Jewish Telegraph
- Type: Weekly newspaper
- Format: Tabloid
- Owner: Jewish Telegraph Ltd
- Editor: Paul Harris
- Founded: 1950
- Language: English
- Headquarters: Manchester
- Website: jewishtelegraph.com

= Jewish Telegraph =

British Jewish newspaper

The Jewish Telegraph is a British Jewish newspaper. It was founded in December 1950 by Frank and Vivienne Harris, the parents of the current editor, Paul Harris.

==Founding==
Frank and Vivienne Harris founded the newspaper in their dining room in Salford in December 1950. They started with £50 and a borrowed typewriter. Frank Harris was a London freelance journalist who, on his arrival in Manchester, noticed that its only Jewish newspaper was a freesheet.
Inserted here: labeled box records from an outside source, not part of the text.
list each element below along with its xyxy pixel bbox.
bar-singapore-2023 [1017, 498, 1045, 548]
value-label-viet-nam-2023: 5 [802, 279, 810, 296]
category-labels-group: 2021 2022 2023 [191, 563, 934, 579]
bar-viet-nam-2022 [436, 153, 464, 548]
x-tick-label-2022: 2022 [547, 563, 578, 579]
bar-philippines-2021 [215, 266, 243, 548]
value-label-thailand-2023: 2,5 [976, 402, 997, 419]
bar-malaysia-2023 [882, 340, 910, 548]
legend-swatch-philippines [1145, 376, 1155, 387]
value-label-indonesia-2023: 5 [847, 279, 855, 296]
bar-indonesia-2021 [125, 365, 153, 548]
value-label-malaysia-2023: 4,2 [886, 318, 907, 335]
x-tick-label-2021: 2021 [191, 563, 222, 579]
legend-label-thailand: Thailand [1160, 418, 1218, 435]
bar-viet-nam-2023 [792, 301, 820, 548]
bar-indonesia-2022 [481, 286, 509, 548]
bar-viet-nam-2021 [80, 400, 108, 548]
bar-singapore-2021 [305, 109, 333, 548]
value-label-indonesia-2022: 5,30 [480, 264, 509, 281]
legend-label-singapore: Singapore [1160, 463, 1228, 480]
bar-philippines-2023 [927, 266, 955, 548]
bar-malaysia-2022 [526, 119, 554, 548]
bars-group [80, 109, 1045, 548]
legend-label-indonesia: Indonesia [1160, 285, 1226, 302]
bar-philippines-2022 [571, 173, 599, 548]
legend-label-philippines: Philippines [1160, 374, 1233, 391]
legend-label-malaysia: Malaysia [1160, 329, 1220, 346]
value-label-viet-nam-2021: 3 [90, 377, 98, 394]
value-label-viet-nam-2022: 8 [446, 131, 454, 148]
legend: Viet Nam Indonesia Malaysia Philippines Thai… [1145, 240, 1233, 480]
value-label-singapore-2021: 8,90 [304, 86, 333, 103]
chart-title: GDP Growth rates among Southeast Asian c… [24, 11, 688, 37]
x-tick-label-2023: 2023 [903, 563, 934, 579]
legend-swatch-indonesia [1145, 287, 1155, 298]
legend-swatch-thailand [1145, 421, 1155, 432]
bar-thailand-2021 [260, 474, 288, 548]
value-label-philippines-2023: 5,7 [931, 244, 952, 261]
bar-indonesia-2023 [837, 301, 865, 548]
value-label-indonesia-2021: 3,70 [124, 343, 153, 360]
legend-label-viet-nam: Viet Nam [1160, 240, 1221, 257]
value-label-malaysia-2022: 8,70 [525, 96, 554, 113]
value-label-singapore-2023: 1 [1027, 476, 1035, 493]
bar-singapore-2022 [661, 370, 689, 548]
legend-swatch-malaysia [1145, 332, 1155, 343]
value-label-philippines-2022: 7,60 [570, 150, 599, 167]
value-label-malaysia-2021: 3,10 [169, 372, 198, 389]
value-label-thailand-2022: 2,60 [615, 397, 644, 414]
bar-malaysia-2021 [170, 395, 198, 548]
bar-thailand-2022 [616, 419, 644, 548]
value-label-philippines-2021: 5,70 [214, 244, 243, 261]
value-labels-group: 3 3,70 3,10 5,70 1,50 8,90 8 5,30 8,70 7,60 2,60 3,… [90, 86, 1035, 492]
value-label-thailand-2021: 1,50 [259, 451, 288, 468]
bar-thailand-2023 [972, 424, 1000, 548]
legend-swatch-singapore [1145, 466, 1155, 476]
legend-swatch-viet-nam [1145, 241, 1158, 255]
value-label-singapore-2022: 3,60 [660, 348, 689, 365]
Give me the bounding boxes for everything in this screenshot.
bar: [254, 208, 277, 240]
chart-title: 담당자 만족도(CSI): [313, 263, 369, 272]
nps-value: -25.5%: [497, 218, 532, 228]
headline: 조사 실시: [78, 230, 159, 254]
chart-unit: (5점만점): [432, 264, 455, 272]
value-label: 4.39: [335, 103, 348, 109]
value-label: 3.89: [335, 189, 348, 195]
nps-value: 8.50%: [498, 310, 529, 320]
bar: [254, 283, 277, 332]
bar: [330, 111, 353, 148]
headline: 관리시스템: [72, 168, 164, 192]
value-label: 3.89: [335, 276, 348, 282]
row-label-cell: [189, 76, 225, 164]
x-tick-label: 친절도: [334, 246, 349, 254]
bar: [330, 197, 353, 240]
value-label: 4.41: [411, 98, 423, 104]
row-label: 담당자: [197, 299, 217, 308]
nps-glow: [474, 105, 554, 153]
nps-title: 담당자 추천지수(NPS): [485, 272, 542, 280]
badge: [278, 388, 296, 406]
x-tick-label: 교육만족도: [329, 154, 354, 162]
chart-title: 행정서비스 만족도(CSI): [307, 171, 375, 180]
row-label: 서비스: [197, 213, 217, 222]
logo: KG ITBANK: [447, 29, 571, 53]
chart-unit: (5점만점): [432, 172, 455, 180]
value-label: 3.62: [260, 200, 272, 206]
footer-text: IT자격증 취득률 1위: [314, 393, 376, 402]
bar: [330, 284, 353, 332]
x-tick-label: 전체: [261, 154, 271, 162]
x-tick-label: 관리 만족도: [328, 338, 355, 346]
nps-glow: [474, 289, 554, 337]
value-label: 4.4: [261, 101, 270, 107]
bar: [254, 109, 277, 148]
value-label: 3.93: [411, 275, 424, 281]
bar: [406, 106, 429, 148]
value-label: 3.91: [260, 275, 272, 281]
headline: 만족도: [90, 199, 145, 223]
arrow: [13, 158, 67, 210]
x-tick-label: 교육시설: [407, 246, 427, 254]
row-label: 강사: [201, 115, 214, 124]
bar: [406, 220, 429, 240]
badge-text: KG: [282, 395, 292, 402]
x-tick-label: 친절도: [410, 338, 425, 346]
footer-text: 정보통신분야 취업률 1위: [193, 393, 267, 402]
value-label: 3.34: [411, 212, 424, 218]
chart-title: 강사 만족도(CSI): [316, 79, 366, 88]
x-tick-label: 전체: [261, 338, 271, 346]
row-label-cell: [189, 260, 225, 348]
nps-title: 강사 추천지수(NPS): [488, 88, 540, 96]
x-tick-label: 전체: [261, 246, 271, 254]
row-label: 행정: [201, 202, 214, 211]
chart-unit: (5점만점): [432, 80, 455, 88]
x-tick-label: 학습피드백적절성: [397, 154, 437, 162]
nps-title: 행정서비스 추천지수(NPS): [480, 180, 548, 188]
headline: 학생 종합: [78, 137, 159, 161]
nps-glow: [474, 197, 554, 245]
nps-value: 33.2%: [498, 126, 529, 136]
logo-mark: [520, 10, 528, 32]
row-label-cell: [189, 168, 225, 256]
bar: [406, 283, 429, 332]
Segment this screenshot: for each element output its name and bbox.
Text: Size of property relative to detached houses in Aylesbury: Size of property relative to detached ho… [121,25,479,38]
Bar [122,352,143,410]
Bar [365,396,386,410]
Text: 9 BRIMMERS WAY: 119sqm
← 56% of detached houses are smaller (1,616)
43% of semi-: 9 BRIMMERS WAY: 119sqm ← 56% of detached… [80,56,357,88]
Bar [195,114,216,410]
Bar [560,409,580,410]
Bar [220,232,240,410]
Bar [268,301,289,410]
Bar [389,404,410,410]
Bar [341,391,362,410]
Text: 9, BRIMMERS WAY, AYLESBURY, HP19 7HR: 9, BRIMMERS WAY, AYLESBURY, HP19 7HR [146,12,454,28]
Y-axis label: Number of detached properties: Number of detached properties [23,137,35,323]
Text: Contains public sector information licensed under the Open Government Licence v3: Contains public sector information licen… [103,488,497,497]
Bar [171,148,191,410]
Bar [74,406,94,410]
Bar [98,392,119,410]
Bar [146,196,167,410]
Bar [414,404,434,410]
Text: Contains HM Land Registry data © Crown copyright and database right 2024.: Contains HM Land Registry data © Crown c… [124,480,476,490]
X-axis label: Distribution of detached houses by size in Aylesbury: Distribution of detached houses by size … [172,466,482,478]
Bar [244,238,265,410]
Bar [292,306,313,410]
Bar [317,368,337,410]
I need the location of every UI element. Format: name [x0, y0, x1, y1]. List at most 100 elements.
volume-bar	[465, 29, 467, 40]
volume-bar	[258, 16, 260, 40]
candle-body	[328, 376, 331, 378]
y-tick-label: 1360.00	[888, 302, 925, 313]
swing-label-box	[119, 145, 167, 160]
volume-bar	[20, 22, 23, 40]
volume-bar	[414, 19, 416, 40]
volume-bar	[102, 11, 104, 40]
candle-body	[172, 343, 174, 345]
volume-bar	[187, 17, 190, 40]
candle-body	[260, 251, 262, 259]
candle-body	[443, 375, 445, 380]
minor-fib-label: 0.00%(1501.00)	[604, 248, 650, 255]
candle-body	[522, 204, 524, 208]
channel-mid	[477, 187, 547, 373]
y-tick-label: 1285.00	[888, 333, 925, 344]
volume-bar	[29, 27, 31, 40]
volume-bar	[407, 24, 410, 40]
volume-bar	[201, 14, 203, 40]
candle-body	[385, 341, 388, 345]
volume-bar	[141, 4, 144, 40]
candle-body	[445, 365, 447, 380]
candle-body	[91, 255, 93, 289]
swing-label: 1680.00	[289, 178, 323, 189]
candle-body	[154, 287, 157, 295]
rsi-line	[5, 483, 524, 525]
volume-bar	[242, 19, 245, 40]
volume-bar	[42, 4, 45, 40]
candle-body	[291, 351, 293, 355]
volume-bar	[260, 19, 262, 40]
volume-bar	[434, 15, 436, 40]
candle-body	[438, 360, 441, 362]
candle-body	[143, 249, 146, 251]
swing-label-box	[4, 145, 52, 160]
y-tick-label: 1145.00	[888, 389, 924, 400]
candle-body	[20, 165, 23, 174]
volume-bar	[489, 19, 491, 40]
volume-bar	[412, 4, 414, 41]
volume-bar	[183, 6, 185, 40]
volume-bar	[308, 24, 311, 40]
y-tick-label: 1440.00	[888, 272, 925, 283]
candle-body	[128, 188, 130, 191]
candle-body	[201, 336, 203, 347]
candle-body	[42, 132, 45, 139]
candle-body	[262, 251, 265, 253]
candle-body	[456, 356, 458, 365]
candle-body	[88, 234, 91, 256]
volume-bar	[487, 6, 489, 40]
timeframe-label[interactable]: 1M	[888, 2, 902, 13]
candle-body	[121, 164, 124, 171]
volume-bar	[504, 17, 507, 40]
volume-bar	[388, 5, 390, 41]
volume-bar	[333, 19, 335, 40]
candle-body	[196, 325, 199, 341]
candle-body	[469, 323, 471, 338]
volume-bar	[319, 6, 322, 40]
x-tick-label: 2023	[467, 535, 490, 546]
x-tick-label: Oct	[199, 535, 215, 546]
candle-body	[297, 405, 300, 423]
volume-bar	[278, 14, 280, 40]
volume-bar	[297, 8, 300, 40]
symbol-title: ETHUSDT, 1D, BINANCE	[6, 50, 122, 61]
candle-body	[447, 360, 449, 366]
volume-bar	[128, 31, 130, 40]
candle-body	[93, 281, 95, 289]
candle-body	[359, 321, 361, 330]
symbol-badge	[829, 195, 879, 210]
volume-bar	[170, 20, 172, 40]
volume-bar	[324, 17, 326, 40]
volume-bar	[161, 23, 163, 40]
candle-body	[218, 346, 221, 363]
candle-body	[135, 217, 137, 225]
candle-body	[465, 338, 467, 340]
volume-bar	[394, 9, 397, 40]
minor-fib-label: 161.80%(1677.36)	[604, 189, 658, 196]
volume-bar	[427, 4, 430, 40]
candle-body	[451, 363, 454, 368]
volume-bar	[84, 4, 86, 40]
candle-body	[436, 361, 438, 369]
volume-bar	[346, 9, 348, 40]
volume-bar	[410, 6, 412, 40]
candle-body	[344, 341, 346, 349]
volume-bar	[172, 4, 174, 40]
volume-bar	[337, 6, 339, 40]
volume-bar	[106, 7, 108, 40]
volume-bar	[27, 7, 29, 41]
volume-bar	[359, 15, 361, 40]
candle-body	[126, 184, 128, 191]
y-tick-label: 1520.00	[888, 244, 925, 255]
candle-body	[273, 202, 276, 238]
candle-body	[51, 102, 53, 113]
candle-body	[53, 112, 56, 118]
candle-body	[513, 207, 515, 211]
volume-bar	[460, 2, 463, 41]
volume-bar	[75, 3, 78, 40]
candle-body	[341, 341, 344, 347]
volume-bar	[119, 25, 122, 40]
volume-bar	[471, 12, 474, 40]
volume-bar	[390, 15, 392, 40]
He determined to establish a paid for Jewish weekly.

==Expansion==
Vivienne Harris oversaw the newspaper's expansion from 1950 to 2011. She established editions in Manchester, Leeds, Liverpool and Glasgow. In 1976, the Jewish Telegraph established a Leeds edition with its own editorial and advertising staff of nine, based in a local office. In 1981, the paper acquired the title of the monthly Liverpool Jewish Gazette, giving Merseyside its first Jewish weekly. The paper has its own editorial staff in Liverpool, based in offices at Harold House, the Liverpool Jewish Community Centre, which moved into the new King David Campus in September 2011. In June 1992, on the demise of the Glasgow Jewish Echo, the paper moved into Scotland within a week and began a weekly edition. A staff of four works from offices at the Glasgow Maccabi complex.

The latest addition was a website in December 1999, which is updated in the early hours of every Friday morning. The website's design has not been updated since its launch.

The paper is based in Park Hill, Bury Old Road in Prestwich.